In 2004, Breschi lost his 3-year-old son in a freak parking lot accident. So when Mother’s Day or Aug. 27 came around, Nicky would seek comfort by going to the office of someone who knew what he was feeling.

“It just became natural for us to have that connection,” Breschi said, “and I think it was a helpful way for him to get through it, and in a way it was certainly helpful for me as well.

“But at times you need that support system to battle through those moments, and that’s what we did for each other.”

Nicky tried playing through a stress fracture in his left foot in his sophomore year, but surgery was the best option. And when he started having doubts about what his role would be upon his return, he decided that transferring to Syracuse was best for him.

When he got to Syracuse, though, another stress fracture kept him sidelined. It was back to square one for Nicky, but he battled through that rehabilitation process, just as he did the year before.

He finally made his debut for the Orange — with his dad and Vinny eight rows back from the SU bench — against Maryland in the Carrier Dome on Saturday.

“(UNC) gets a great recruiting class every year, certain people come in and things change after a while,” Nicky said. “I just felt that I needed to make a change and I’m happy I chose where I chose.”

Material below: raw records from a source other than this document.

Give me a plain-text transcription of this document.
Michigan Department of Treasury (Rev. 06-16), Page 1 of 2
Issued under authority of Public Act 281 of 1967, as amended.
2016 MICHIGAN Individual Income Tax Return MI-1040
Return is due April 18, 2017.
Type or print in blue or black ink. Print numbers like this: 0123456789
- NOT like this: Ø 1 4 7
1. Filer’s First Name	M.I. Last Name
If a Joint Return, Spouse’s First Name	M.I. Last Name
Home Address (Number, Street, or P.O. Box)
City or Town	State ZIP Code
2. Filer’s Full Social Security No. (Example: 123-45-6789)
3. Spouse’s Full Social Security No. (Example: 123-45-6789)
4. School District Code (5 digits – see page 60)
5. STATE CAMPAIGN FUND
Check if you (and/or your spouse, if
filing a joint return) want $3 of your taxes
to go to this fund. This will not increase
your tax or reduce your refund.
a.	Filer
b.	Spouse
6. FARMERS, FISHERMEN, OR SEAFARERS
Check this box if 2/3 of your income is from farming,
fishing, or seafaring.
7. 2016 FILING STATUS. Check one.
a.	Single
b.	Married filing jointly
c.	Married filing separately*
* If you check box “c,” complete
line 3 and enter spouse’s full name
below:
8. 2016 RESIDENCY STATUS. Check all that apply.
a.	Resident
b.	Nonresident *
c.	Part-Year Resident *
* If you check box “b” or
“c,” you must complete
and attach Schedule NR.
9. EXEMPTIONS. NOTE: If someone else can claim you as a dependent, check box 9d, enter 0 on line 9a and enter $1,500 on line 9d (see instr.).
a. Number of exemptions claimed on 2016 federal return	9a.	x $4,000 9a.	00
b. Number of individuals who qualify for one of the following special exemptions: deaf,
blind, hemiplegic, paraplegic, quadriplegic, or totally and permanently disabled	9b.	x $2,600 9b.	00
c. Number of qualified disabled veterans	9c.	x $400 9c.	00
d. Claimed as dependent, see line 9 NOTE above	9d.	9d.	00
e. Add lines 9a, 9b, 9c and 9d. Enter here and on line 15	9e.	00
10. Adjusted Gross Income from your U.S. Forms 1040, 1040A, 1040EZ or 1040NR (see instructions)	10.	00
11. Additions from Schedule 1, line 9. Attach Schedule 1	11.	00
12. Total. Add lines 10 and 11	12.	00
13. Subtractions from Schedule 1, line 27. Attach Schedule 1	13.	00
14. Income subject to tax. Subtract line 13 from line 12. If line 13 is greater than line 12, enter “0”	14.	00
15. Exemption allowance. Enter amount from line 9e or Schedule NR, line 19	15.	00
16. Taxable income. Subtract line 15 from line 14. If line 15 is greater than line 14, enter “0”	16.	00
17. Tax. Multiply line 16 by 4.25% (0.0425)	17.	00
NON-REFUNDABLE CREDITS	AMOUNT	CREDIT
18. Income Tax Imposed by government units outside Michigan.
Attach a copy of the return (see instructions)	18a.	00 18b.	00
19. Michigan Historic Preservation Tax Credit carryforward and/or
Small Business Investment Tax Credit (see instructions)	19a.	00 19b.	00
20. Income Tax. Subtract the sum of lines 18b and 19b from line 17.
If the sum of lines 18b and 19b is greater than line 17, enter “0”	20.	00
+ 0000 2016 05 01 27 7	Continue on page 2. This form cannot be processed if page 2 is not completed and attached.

Don’t think the Galasso boys are any less competitive than they were years ago.

There’s one streetlight in front of Sal’s West Islip home, but they still have spontaneous egg tosses at night once his kids are put to bed. The brothers still dare each other to clear a 4-foot fence, or hit a sign with a snowball.

The competition never ends, even as life moves on.

Grave

Courtesy of Andrew Hodgson

Sal Galasso (in blue) and his father Daniel (right) hold Cindy Galasso’s grandson on top of her grave.

But the brothers understand that their lacrosse days are behind them, so they live vicariously through Nicky and will do whatever they can to get him back to the player that made jaws drop on the turf field.

When Nicky isn’t alone at the grass field at West Islip High School, his brothers are often there with him.

The brothers hit him with passes. They laugh, tell stories and shoot around. It’s always lighthearted.

But every once in a while, one of the brothers will peek at the scoreboard with their mother’s name, then feed their baby brother with a pass so he can fire another shot.